Stephan: I grew up on the shores of the Chesapeake Bay, ate the abundant seafood that came out of its waters, sailed on its surface, and swam and scuba dived beneath its waves. Sometime in the late sixties something began to happen to the Bay, and by the 1970s it was clear this most fecund of waters was dying. Here is the story of the Bay and what is being done. It is a story on one bad decision piled atop another and, as is so often the case when other life forms are involved, it illustrates our fundamental misperception of our place in the Earth's matrix of life.

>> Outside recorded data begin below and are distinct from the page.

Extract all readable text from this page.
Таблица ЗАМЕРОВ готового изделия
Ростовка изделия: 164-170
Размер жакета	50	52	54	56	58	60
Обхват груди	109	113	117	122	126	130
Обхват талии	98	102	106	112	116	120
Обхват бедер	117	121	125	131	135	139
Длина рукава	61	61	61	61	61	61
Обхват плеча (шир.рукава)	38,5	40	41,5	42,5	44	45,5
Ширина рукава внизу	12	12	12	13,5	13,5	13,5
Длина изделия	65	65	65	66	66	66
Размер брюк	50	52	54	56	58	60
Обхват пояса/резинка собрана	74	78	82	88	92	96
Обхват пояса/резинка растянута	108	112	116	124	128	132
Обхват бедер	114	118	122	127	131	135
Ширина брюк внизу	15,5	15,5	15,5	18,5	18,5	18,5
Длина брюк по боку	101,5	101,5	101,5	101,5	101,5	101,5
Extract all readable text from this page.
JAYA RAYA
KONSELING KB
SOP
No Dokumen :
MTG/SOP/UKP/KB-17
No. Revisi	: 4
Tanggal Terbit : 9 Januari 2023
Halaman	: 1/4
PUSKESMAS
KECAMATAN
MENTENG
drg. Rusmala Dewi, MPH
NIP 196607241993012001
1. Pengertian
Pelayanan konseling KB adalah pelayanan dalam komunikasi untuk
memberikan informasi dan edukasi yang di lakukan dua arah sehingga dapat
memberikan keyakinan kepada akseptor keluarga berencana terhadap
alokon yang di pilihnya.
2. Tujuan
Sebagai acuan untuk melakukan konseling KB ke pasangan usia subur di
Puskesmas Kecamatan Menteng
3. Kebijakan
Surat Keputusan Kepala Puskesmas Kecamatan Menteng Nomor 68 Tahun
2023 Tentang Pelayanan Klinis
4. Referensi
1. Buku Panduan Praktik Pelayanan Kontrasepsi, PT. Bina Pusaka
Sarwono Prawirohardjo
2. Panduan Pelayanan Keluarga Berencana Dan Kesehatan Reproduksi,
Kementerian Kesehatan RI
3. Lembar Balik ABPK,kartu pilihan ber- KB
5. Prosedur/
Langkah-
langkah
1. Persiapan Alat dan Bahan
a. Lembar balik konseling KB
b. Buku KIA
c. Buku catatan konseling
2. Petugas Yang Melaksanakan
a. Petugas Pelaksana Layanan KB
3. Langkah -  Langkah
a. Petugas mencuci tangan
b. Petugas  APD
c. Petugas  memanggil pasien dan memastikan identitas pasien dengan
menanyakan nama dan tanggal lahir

The Chesapeake Bay (bottom right) absorbs pollution from 64,000 square miles of the American northeast, a watershed stretching from New York to Virginia with 18 million people.
Credit: USGS
LANCASTER, PENNSYLVANIA — Linn Moedinger’s farm has been in his family for 10 generations, dating back to 1711, 150 acres of rich fields and meandering streams nestled in the heart of Pennsylvania Dutch country. As long as the family has owned it, it’s been a working farm; today Moedinger leases the fields to a neighbor who grows corn, wheat and soybeans. The family relies on the crop income to keep up the historic farmhouses they call home.
Nonetheless, Moedinger recently surrendered 12 acres of property along his tiny, unnamed streams to plant wide strips of oak trees, dogwood shrubs and other native plants, paid for by the government. If all goes according to plan, that land will never produce crops again.